ZeroSlide: Is Zero-Shot Classification Adequate for Lifelong Learning in Whole-Slide Image Analysis in the Era of Pathology Vision-Language Foundation Models?
This addresses a practical problem for clinics and hospitals in efficiently handling multiple pathology tasks without retraining models, but it is incremental as it builds on existing foundation models.
The study tackled the problem of lifelong learning for whole-slide images by comparing conventional continual-learning methods with vision-language zero-shot classification, finding that further investigation into continual learning strategies is needed to improve performance.

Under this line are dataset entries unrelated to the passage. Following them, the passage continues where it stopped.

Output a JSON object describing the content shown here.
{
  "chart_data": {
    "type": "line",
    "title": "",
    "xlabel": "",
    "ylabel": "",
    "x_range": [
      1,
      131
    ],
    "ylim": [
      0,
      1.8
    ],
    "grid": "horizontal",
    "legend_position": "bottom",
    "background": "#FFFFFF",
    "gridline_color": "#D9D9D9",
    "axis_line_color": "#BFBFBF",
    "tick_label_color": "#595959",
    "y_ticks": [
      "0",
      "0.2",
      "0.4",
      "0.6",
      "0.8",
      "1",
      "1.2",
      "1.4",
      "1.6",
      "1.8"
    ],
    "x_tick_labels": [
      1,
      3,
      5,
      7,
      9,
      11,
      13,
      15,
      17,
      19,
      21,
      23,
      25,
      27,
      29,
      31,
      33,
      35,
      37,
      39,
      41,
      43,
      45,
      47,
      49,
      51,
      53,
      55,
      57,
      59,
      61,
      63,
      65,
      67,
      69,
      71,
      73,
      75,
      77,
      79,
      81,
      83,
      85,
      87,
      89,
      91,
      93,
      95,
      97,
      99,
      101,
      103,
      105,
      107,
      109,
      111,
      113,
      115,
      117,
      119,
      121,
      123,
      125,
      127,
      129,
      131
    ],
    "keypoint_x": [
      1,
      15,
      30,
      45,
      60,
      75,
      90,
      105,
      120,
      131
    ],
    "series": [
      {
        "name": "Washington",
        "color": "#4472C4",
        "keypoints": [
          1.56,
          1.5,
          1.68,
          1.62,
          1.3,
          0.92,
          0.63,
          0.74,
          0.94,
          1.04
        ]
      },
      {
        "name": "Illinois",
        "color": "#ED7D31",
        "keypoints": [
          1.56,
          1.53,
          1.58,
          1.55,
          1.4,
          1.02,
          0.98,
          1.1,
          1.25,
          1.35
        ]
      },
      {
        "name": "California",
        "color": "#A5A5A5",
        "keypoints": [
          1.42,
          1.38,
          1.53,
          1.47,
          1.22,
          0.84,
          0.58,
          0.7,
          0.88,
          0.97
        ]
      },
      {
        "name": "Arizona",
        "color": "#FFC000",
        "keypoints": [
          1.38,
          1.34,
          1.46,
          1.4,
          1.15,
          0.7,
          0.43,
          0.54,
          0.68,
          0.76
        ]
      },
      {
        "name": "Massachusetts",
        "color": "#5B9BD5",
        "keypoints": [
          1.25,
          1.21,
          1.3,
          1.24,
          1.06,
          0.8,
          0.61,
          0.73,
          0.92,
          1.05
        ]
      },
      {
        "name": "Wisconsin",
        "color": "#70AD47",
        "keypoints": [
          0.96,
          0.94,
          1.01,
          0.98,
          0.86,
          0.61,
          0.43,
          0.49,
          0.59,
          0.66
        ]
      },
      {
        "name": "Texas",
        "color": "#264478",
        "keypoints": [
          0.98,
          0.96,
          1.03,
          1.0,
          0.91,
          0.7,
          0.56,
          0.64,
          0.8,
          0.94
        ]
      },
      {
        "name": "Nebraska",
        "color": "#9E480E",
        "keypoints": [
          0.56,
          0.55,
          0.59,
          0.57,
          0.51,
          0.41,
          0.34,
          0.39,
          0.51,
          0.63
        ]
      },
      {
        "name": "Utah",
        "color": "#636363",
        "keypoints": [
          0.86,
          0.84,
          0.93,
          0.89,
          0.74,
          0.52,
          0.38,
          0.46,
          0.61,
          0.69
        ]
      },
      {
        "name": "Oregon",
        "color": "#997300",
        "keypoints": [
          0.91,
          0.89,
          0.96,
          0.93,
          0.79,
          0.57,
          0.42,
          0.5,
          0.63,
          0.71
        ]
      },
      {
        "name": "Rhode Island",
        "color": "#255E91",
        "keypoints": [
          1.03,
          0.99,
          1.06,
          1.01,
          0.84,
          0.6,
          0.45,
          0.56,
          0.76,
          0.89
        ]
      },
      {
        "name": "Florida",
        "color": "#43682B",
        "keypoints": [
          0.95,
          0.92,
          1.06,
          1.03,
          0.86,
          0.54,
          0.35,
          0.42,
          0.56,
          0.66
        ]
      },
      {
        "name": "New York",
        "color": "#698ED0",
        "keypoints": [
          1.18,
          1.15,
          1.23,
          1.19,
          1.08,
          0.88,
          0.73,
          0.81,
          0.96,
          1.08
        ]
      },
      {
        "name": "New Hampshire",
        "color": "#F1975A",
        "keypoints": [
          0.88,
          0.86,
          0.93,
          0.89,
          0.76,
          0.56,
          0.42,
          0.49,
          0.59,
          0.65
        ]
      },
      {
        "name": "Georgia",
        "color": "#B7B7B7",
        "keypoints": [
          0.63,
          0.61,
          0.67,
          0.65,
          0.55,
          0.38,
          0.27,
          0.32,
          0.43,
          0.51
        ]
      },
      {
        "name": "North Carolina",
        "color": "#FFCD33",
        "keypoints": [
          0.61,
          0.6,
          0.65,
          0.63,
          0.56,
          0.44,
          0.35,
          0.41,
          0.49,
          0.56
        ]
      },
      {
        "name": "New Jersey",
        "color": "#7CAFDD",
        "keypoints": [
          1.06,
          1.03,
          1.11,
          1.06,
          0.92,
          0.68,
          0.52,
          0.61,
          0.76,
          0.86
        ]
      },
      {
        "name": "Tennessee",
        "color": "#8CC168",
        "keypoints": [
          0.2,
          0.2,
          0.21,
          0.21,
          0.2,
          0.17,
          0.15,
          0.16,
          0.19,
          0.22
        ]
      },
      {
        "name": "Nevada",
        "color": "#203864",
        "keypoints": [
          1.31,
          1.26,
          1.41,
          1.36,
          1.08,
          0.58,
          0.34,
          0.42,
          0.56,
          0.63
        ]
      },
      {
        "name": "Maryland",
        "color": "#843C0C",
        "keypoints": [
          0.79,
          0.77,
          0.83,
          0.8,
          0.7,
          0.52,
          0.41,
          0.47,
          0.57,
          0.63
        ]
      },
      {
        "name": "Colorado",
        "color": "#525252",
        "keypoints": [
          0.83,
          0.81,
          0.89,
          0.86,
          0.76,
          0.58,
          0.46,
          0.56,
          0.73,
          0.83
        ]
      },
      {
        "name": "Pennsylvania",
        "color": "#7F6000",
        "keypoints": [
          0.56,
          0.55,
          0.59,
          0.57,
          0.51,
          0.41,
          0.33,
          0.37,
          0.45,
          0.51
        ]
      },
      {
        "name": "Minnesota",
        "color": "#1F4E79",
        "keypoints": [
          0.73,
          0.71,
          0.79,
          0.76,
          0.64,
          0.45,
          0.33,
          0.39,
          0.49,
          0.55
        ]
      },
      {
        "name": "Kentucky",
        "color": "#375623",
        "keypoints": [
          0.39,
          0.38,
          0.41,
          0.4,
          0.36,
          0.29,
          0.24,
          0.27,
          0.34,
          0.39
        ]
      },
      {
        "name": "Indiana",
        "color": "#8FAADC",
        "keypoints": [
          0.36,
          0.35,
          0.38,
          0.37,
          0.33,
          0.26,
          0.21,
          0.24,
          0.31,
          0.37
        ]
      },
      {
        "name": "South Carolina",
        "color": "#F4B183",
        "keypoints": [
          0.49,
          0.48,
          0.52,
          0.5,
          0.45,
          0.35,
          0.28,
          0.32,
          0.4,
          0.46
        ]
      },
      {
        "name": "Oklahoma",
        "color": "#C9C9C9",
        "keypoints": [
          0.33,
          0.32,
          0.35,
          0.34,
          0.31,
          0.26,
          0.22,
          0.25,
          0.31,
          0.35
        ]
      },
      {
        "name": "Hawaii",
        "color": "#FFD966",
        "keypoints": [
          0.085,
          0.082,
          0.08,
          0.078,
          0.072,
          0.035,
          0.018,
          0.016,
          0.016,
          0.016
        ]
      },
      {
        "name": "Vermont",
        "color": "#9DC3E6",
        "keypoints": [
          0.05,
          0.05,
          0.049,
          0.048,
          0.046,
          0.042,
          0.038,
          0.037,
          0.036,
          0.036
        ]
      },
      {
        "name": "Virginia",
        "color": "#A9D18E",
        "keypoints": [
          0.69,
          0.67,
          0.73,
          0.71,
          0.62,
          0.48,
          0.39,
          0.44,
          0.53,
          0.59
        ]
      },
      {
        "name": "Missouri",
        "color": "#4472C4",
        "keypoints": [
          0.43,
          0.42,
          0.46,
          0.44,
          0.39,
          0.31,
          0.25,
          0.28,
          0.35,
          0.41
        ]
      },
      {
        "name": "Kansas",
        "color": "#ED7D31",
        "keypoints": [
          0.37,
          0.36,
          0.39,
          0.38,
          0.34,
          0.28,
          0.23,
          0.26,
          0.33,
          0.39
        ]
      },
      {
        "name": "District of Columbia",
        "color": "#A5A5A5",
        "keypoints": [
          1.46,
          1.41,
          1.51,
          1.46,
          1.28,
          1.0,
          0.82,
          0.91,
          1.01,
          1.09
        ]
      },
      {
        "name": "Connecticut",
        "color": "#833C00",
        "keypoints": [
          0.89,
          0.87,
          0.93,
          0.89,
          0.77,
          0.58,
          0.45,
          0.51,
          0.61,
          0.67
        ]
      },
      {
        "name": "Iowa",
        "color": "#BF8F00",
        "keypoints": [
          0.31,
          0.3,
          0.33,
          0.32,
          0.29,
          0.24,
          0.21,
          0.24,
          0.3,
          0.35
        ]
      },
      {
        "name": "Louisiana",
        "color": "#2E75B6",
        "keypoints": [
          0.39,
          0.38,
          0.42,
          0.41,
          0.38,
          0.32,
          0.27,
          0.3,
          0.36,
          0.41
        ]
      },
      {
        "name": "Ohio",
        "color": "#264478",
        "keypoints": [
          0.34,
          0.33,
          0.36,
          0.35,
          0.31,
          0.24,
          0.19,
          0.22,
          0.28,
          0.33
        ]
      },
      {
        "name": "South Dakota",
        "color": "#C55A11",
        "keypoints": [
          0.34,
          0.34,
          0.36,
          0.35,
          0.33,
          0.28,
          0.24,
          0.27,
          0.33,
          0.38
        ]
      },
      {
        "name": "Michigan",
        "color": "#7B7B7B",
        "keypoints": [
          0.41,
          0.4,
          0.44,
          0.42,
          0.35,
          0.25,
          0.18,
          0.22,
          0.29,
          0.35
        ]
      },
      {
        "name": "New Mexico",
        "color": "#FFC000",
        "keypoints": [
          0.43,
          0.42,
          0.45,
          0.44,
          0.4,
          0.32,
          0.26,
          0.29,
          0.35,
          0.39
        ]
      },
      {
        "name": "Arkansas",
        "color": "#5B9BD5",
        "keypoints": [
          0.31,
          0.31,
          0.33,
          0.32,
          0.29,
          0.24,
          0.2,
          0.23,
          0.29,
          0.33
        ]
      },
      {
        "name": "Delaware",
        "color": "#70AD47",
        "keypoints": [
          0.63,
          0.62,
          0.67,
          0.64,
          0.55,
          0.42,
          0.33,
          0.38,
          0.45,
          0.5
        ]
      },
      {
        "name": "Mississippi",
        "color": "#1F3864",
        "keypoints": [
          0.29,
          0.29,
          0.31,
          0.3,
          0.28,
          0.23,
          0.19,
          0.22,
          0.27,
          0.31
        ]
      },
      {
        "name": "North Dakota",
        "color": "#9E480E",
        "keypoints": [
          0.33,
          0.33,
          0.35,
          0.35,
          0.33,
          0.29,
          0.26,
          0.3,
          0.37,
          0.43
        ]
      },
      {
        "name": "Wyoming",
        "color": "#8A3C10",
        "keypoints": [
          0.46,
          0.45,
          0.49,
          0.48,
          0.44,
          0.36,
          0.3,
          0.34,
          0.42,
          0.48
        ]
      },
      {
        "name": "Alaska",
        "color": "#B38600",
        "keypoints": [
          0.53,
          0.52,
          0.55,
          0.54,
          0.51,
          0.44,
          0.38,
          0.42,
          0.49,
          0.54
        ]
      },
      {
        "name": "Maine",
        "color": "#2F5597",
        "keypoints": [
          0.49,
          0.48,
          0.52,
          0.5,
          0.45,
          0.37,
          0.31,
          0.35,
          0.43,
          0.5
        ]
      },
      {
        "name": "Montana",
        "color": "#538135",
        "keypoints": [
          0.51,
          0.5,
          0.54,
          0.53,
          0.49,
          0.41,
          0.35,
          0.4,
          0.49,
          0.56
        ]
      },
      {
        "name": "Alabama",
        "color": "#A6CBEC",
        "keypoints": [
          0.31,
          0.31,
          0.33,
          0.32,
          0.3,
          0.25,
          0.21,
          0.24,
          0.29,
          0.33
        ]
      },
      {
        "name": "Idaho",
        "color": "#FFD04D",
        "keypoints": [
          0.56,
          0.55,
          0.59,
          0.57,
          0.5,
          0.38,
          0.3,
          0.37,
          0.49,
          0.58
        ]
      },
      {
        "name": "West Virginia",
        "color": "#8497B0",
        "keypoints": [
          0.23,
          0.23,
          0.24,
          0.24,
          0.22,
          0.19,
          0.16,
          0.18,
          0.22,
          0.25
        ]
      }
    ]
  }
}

Lifelong learning for whole slide images (WSIs) poses the challenge of training a unified model to perform multiple WSI-related tasks, such as cancer subtyping and tumor classification, in a distributed, continual fashion. This is a practical and applicable problem in clinics and hospitals, as WSIs are large, require storage, processing, and transfer time. Training new models whenever new tasks are defined is time-consuming. Recent work has applied regularization- and rehearsal-based methods to this setting. However, the rise of vision-language foundation models that align diagnostic text with pathology images raises the question: are these models alone sufficient for lifelong WSI learning using zero-shot classification, or is further investigation into continual learning strategies needed to improve performance? To our knowledge, this is the first study to compare conventional continual-learning approaches with vision-language zero-shot classification for WSIs. Our source code and experimental results will be available soon.